Does what it says: When you swing a hammer and make contact, it provides greater and more focused force than your body at that same velocity. People who sell hammers make this claim and sometimes show you that the hammer can even pull out nails really well. The claims about what AI can do are noisy, incorrect and proffered by people who - I imagine OP thinks and would agree - know better. Essentially they are saying "Hammers are amazing. Swing them around everywhere"

Right to repair: Means an opportunity to understand the guts of a thing and fix it to do what you want. You cannot really do this to AI. You can prompt differently but it can be unclear why you're not getting what you want

benreesman|9 months ago

Intentionally or not the tractor analogy is a rich commentary on this but it might not make the point you intend. Look into all the lawsuits and shit like that with John Deere and the DRM lockouts where farmers are losing whole crops because of remote shutdown cryptography that's physically impossible to remove at a cost or in a timeframe less than a new tractor.

People on HN love to bring up farm subsidies, and its a real issue, but big agriculture has special deals and what not. They have redundancy and leverage.

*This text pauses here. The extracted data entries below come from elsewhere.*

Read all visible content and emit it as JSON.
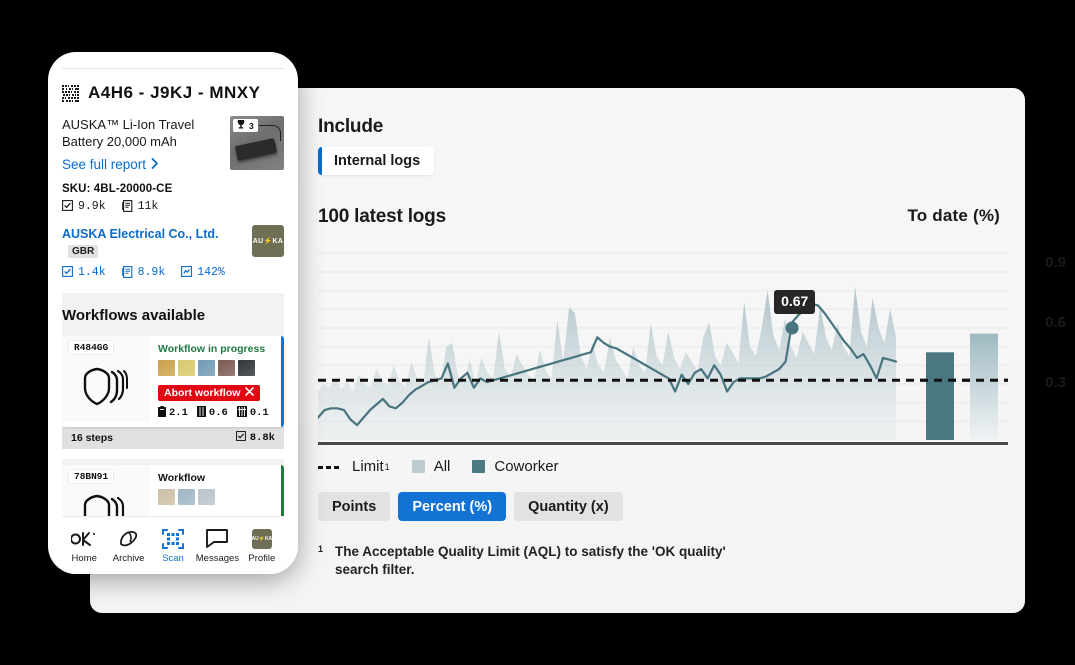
{
  "phone": {
    "code": "A4H6 - J9KJ - MNXY",
    "qr_icon": "qr-code-icon",
    "product": {
      "name": "AUSKA™ Li-Ion Travel Battery 20,000 mAh",
      "see_full_report": "See full report",
      "chevron": "›",
      "trophy_icon": "trophy-icon",
      "trophy_count": "3"
    },
    "sku": "SKU: 4BL-20000-CE",
    "sku_stats": [
      {
        "icon": "checkbox-icon",
        "value": "9.9k"
      },
      {
        "icon": "document-icon",
        "value": "11k"
      }
    ],
    "supplier": {
      "name": "AUSKA Electrical Co., Ltd.",
      "country": "GBR",
      "logo_text": "AU⚡KA",
      "stats": [
        {
          "icon": "checkbox-icon",
          "value": "1.4k"
        },
        {
          "icon": "document-icon",
          "value": "8.9k"
        },
        {
          "icon": "chart-icon",
          "value": "142%"
        }
      ]
    },
    "workflows": {
      "title": "Workflows available",
      "cards": [
        {
          "id": "R484GG",
          "status": "Workflow in progress",
          "status_color": "#1e7a42",
          "accent": "#1273d4",
          "abort_label": "Abort workflow",
          "abort_icon": "close-x-icon",
          "thumbs": [
            "#c9a24a",
            "#d7c96a",
            "#6f9ab5",
            "#7a5a52",
            "#2f3336"
          ],
          "metrics": [
            {
              "icon": "battery-icon",
              "value": "2.1"
            },
            {
              "icon": "module-icon",
              "value": "0.6"
            },
            {
              "icon": "grid-icon",
              "value": "0.1"
            }
          ],
          "steps": "16 steps",
          "foot_icon": "checkbox-icon",
          "foot_value": "8.8k"
        },
        {
          "id": "78BN91",
          "status": "Workflow",
          "status_color": "#111111",
          "accent": "#1e7a42",
          "thumbs": [
            "#cdbfa6",
            "#9fb6c4",
            "#b8c3cb"
          ]
        }
      ]
    },
    "tabs": [
      {
        "label": "Home",
        "icon": "ok-logo-icon",
        "active": false
      },
      {
        "label": "Archive",
        "icon": "archive-icon",
        "active": false
      },
      {
        "label": "Scan",
        "icon": "scan-qr-icon",
        "active": true
      },
      {
        "label": "Messages",
        "icon": "message-bubble-icon",
        "active": false
      },
      {
        "label": "Profile",
        "icon": "profile-avatar-icon",
        "active": false
      }
    ]
  },
  "panel": {
    "include_label": "Include",
    "include_chip": "Internal logs",
    "chart_title": "100 latest logs",
    "todate_title": "To date  (%)",
    "legend": [
      {
        "name": "Limit",
        "sup": "1",
        "style": "dashed",
        "color": "#111111"
      },
      {
        "name": "All",
        "style": "swatch",
        "color": "#bcccd1"
      },
      {
        "name": "Coworker",
        "style": "swatch",
        "color": "#4a7780"
      }
    ],
    "toggles": [
      {
        "label": "Points",
        "active": false
      },
      {
        "label": "Percent (%)",
        "active": true
      },
      {
        "label": "Quantity (x)",
        "active": false
      }
    ],
    "footnote_mark": "1",
    "footnote_text": "The Acceptable Quality Limit (AQL) to satisfy the 'OK quality' search filter.",
    "tooltip_value": "0.67"
  },
  "chart_data": {
    "type": "area",
    "title": "100 latest logs",
    "xlabel": "",
    "ylabel": "To date (%)",
    "ylim": [
      0,
      1.05
    ],
    "yticks": [
      0.3,
      0.6,
      0.9
    ],
    "ytick_labels": [
      "0.3",
      "0.6",
      "0.9"
    ],
    "grid": true,
    "legend_position": "below",
    "limit_value": 0.32,
    "annotation": {
      "label": "0.67",
      "x_index": 73,
      "y": 0.67
    },
    "series": [
      {
        "name": "All",
        "type": "area",
        "color": "#bcccd1",
        "values": [
          0.26,
          0.3,
          0.28,
          0.33,
          0.27,
          0.31,
          0.26,
          0.35,
          0.3,
          0.28,
          0.38,
          0.32,
          0.29,
          0.4,
          0.31,
          0.28,
          0.42,
          0.33,
          0.3,
          0.55,
          0.35,
          0.31,
          0.5,
          0.52,
          0.34,
          0.3,
          0.43,
          0.31,
          0.44,
          0.36,
          0.33,
          0.58,
          0.38,
          0.34,
          0.46,
          0.4,
          0.35,
          0.32,
          0.48,
          0.37,
          0.33,
          0.64,
          0.42,
          0.71,
          0.68,
          0.45,
          0.38,
          0.52,
          0.4,
          0.36,
          0.55,
          0.43,
          0.38,
          0.33,
          0.5,
          0.4,
          0.36,
          0.62,
          0.45,
          0.4,
          0.58,
          0.44,
          0.38,
          0.47,
          0.42,
          0.37,
          0.55,
          0.63,
          0.45,
          0.4,
          0.52,
          0.47,
          0.41,
          0.74,
          0.5,
          0.45,
          0.6,
          0.8,
          0.56,
          0.48,
          0.65,
          0.5,
          0.44,
          0.58,
          0.52,
          0.46,
          0.72,
          0.55,
          0.48,
          0.62,
          0.5,
          0.45,
          0.82,
          0.58,
          0.5,
          0.76,
          0.6,
          0.52,
          0.7,
          0.55
        ]
      },
      {
        "name": "Coworker",
        "type": "line",
        "color": "#47747e",
        "values": [
          0.12,
          0.16,
          0.17,
          0.17,
          0.16,
          0.11,
          0.08,
          0.12,
          0.16,
          0.19,
          0.22,
          0.18,
          0.17,
          0.2,
          0.24,
          0.27,
          0.29,
          0.31,
          0.32,
          0.33,
          0.41,
          0.28,
          0.33,
          0.36,
          0.28,
          0.33,
          0.31,
          0.32,
          0.33,
          0.34,
          0.35,
          0.36,
          0.37,
          0.38,
          0.39,
          0.4,
          0.41,
          0.42,
          0.43,
          0.44,
          0.45,
          0.46,
          0.47,
          0.55,
          0.52,
          0.5,
          0.49,
          0.47,
          0.45,
          0.43,
          0.41,
          0.39,
          0.37,
          0.35,
          0.33,
          0.26,
          0.35,
          0.3,
          0.36,
          0.38,
          0.33,
          0.4,
          0.35,
          0.26,
          0.31,
          0.33,
          0.33,
          0.33,
          0.33,
          0.34,
          0.36,
          0.38,
          0.42,
          0.63,
          0.67,
          0.7,
          0.73,
          0.72,
          0.68,
          0.63,
          0.58,
          0.53,
          0.49,
          0.44,
          0.46,
          0.4,
          0.33,
          0.44,
          0.43,
          0.42
        ]
      }
    ],
    "to_date": {
      "label": "To date  (%)",
      "bars": [
        {
          "name": "Coworker",
          "value": 0.47,
          "color": "#4a7780"
        },
        {
          "name": "All",
          "value": 0.57,
          "color": "#9fbac2"
        }
      ]
    }
  }
}
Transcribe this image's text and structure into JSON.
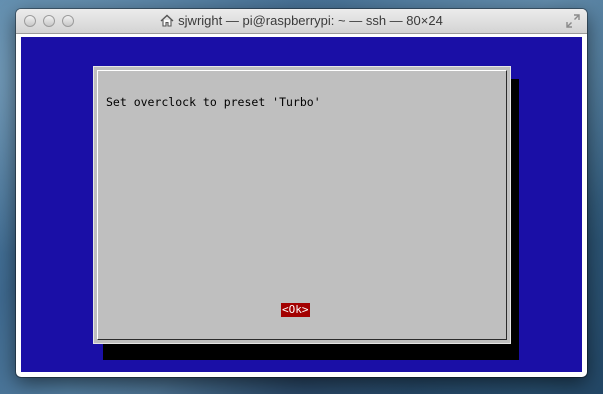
{
  "window": {
    "title": "sjwright — pi@raspberrypi: ~ — ssh — 80×24",
    "title_icon": "home-icon",
    "fullscreen_icon": "fullscreen-arrows-icon"
  },
  "terminal": {
    "background_color": "#1a0fa6",
    "dialog": {
      "message": "Set overclock to preset 'Turbo'",
      "ok_label": "<Ok>",
      "ok_highlight_color": "#a30000",
      "dialog_color": "#bfbfbf"
    }
  }
}
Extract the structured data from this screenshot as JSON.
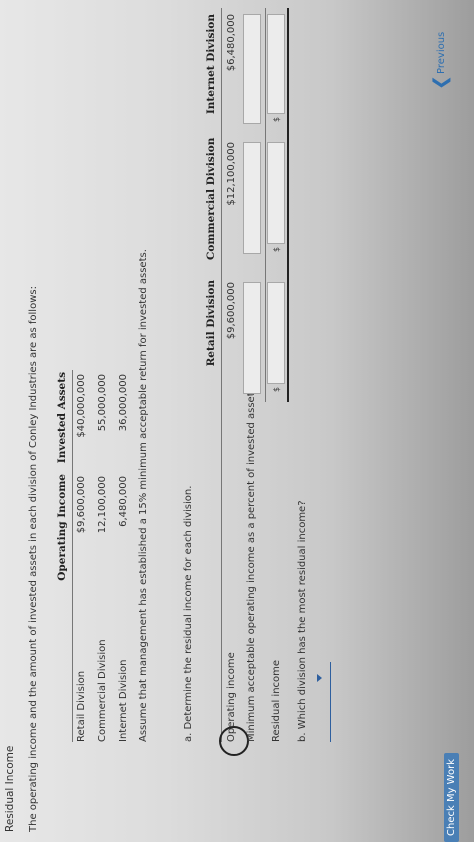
{
  "header": {
    "title": "Residual Income",
    "intro": "The operating income and the amount of invested assets in each division of Conley Industries are as follows:"
  },
  "data_table": {
    "headers": [
      "Operating Income",
      "Invested Assets"
    ],
    "rows": [
      {
        "label": "Retail Division",
        "income": "$9,600,000",
        "assets": "$40,000,000"
      },
      {
        "label": "Commercial Division",
        "income": "12,100,000",
        "assets": "55,000,000"
      },
      {
        "label": "Internet Division",
        "income": "6,480,000",
        "assets": "36,000,000"
      }
    ]
  },
  "assumption": "Assume that management has established a 15% minimum acceptable return for invested assets.",
  "part_a": {
    "prompt": "a.  Determine the residual income for each division.",
    "columns": [
      "Retail Division",
      "Commercial Division",
      "Internet Division"
    ],
    "rows": {
      "operating_income": {
        "label": "Operating income",
        "values": [
          "$9,600,000",
          "$12,100,000",
          "$6,480,000"
        ]
      },
      "minimum_income": {
        "label": "Minimum acceptable operating income as a percent of invested assets"
      },
      "residual_income": {
        "label": "Residual income",
        "dollar": "$"
      }
    }
  },
  "part_b": {
    "prompt": "b.  Which division has the most residual income?"
  },
  "footer": {
    "previous_label": "Previous",
    "previous_chevron": "❮",
    "check_label": "Check My Work"
  },
  "icons": [
    "chevron-left-icon",
    "dropdown-caret-icon"
  ],
  "colors": {
    "link": "#2e6fb0",
    "dropdown": "#2e5f9e"
  }
}
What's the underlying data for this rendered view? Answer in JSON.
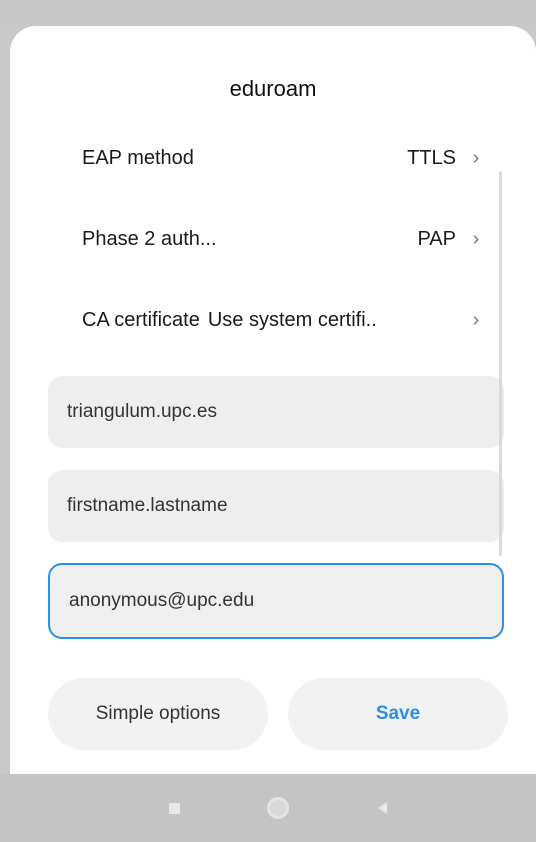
{
  "dialog": {
    "title": "eduroam"
  },
  "settings": [
    {
      "label": "EAP method",
      "value": "TTLS",
      "chevron": "›"
    },
    {
      "label": "Phase 2 auth...",
      "value": "PAP",
      "chevron": "›"
    },
    {
      "label": "CA certificate",
      "value": "Use system certifi..",
      "chevron": "›"
    }
  ],
  "fields": {
    "identity": "triangulum.upc.es",
    "username": "firstname.lastname",
    "anonymous_identity": "anonymous@upc.edu"
  },
  "buttons": {
    "simple_options": "Simple options",
    "save": "Save"
  },
  "colors": {
    "accent": "#2b8fe8",
    "field_bg": "#eeeeee",
    "navbar_bg": "#c4c4c4"
  },
  "navbar": {
    "icons": [
      "recents-square-icon",
      "home-circle-icon",
      "back-triangle-icon"
    ]
  }
}
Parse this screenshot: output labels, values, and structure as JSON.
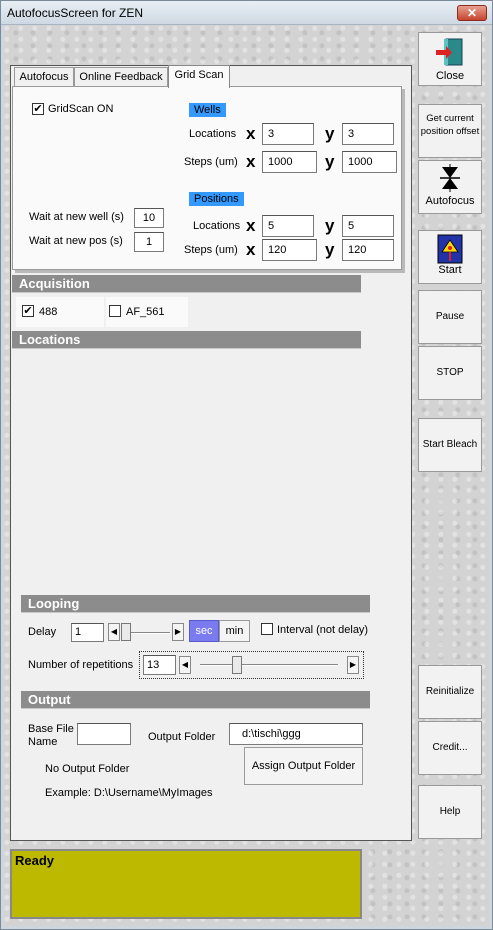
{
  "window": {
    "title": "AutofocusScreen for ZEN",
    "close_glyph": "✕"
  },
  "tabs": [
    {
      "label": "Autofocus"
    },
    {
      "label": "Online Feedback"
    },
    {
      "label": "Grid Scan",
      "active": true
    }
  ],
  "gridscan": {
    "enabled_label": "GridScan ON",
    "enabled": true,
    "wells_label": "Wells",
    "locations_label": "Locations",
    "steps_label": "Steps (um)",
    "x_label": "x",
    "y_label": "y",
    "wells_locations_x": "3",
    "wells_locations_y": "3",
    "wells_steps_x": "1000",
    "wells_steps_y": "1000",
    "positions_label": "Positions",
    "positions_locations_x": "5",
    "positions_locations_y": "5",
    "positions_steps_x": "120",
    "positions_steps_y": "120",
    "wait_well_label": "Wait at new well (s)",
    "wait_well_value": "10",
    "wait_pos_label": "Wait at new pos (s)",
    "wait_pos_value": "1"
  },
  "acquisition": {
    "title": "Acquisition",
    "channels": [
      {
        "label": "488",
        "checked": true
      },
      {
        "label": "AF_561",
        "checked": false
      }
    ]
  },
  "locations": {
    "title": "Locations"
  },
  "looping": {
    "title": "Looping",
    "delay_label": "Delay",
    "delay_value": "1",
    "sec_label": "sec",
    "min_label": "min",
    "interval_label": "Interval (not delay)",
    "repetitions_label": "Number of repetitions",
    "repetitions_value": "13"
  },
  "output": {
    "title": "Output",
    "base_file_label": "Base File Name",
    "base_file_value": "",
    "output_folder_label": "Output Folder",
    "output_folder_value": "d:\\tischi\\ggg",
    "no_output_text": "No Output Folder",
    "assign_button": "Assign Output Folder",
    "example_text": "Example: D:\\Username\\MyImages"
  },
  "sidebar": {
    "close": "Close",
    "get_offset": "Get current position offset",
    "autofocus": "Autofocus",
    "start": "Start",
    "pause": "Pause",
    "stop": "STOP",
    "start_bleach": "Start Bleach",
    "reinitialize": "Reinitialize",
    "credit": "Credit...",
    "help": "Help"
  },
  "status": {
    "text": "Ready",
    "color": "#bcb900"
  },
  "colors": {
    "accent_blue": "#3399ff",
    "sec_selected": "#7b7bf0",
    "section_bar": "#8c8c8c"
  }
}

The only time this stuff kicks in is when the person with the little plot needs next harvest to get solvent and the only outcome it ever achieves is to push one more family farm on the brink into receivership and directly into the hands of a conglomorate.

Software engineers commanded salaries that The Right People have found an affront to the order of things long after they had gotten doctors and lawyers and other high-skill trades largely brought to heel via the joint licensing and pick a number tuition debt load. This isn't easy in software for a variety of reasons but roughly that the history of computer science in academia is kind of a unique one: it's research oriented in universities (mostly, there are programs with an applied tilt) but almost everyone signs up, graduates, and heads to industry without a second thought, and so back when the other skilled trades were getting organized into the class system it was kind of an oddity, regarded as almost an eccentric pursuit by deans and shit.

So while CS fundamentals are critical to good SWE's, schools don't teach them well as a rule any more than a physics undergraduate is going to be an asset at CERN: its prep for theory research most never do. Applied CS is just as serious a topic, but you mostly learn that via serious self study or from coworkers at companies with chops. Even CS graduates who are legends almost always emphasize that if you're serious about hacking then undergrad CS is remedial by the time you run into it (Coders at Work is full of this sentiment).

So to bring this back to tractors and AI, this is about a stubborn nail in what remains of the upwardly mobile skilled middle class that multiple illegal wage fixing schemes have yet to pound flat.

This one will fail too, but that's another mini blog post.